Running on 30 years now living day to day managing bipolar and I can certainly attest that majority of the medical community, especially in the psych fields, still don't understand a god damn thing about it. You have to play these people so that they don't play you. It's just the reality of the game they've established. I need two medications from these people, that's it. That's all I've ever asked for and all I ever will, I do all the heavy lifting myself.
I have been lucky enough to have been treated by two brilliant psychiatrists in my life, one of which passed away and the other I saw at the beginning when my life was hanging in the balance, and am seeing again now. All the rest, I've had to hold their hand and walk them through every aspect of the illness - they are clueless, emboldened by their ego's and extremely dangerous. Many of these people work in psych not because they had some passion for it but because they couldn't hack it in more challenging fields and psych is where they landed. You can be an absolute shit psychiatrist or therapist and cruise right through your career, there aren't really any concrete standards they have to abide by.
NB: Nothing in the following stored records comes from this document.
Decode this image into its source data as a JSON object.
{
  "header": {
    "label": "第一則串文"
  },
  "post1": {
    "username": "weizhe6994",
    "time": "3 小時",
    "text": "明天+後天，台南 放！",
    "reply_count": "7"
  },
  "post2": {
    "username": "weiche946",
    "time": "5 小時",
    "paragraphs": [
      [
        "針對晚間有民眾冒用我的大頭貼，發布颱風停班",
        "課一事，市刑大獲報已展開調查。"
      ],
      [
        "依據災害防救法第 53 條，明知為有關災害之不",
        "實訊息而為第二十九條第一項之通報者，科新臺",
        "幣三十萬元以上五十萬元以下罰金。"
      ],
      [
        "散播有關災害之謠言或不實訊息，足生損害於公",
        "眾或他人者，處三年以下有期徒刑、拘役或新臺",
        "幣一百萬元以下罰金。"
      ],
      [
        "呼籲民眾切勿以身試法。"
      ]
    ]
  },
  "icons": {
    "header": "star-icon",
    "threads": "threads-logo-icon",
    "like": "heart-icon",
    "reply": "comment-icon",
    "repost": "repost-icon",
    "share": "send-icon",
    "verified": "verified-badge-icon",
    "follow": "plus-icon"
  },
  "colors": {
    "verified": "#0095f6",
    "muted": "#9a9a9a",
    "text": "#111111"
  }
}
Of course there are those who are truly brilliant and made for this field, thank god for them.
As for therapy, I've never needed it. When you have any type of affliction or disease, course of action is to accept it, learn what you need to know to control and manage it, and move forward with your life. Childhood and adolecent trauma to me is much more damaging and necessary to address with a professional than what I live with. If I ever needed anyone to talk to about something, I had that between parents, some friends, my wife or just a random forum on the internet, and frankly if you're self aware enough (one blessing that comes with the perspective provided by experiencing the insanity-sanity continuum), you can basically assess any of your problems or past traumas and work through it on your own.
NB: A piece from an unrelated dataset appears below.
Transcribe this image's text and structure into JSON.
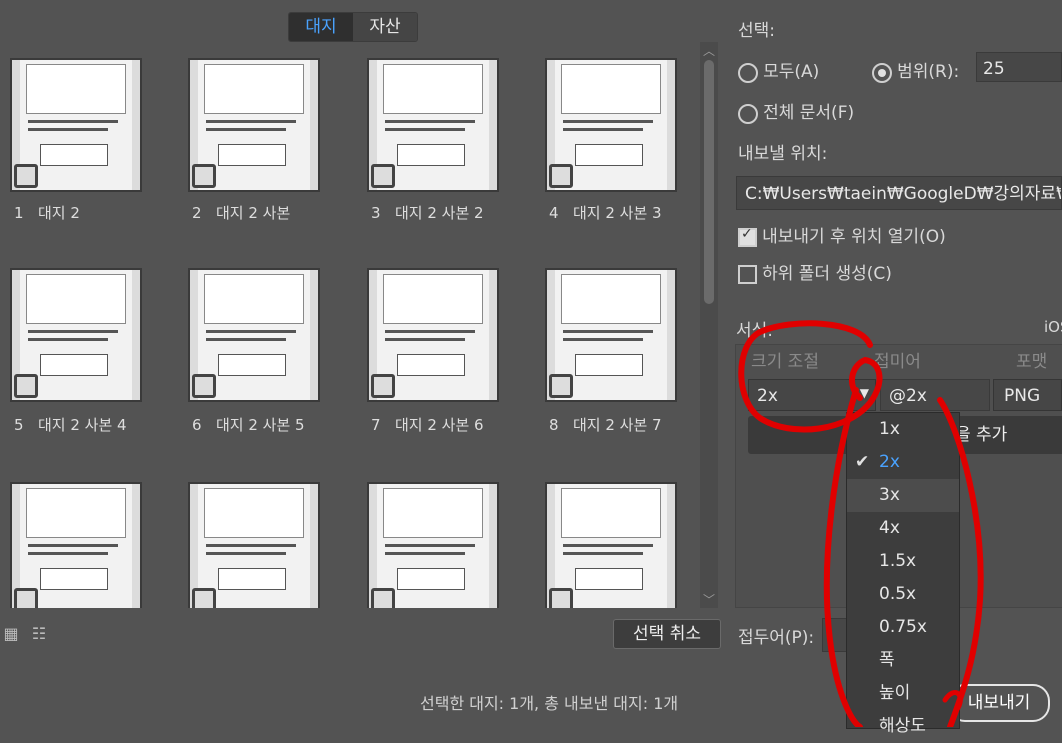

The real trauma that comes with mental illness is the public and social stigma way more than the disease itself, which is an incredible indictment on humanity that they could actually be more toxic than a disease that is hellbent on killing you. The medical establishment erroneously believes that self-isolating is a trait of bipolar but it's actually a defense mechanism for dealing with a world that will not allow us to exist openly as we are. Bipolar is a word I'm not even allowed to utter irl without significant social consequences. I'm actually shocked how all these years later, this topic still instantly renders many otherwise intelligent adults into babbling infants. This shit really isn't that hard to undertand.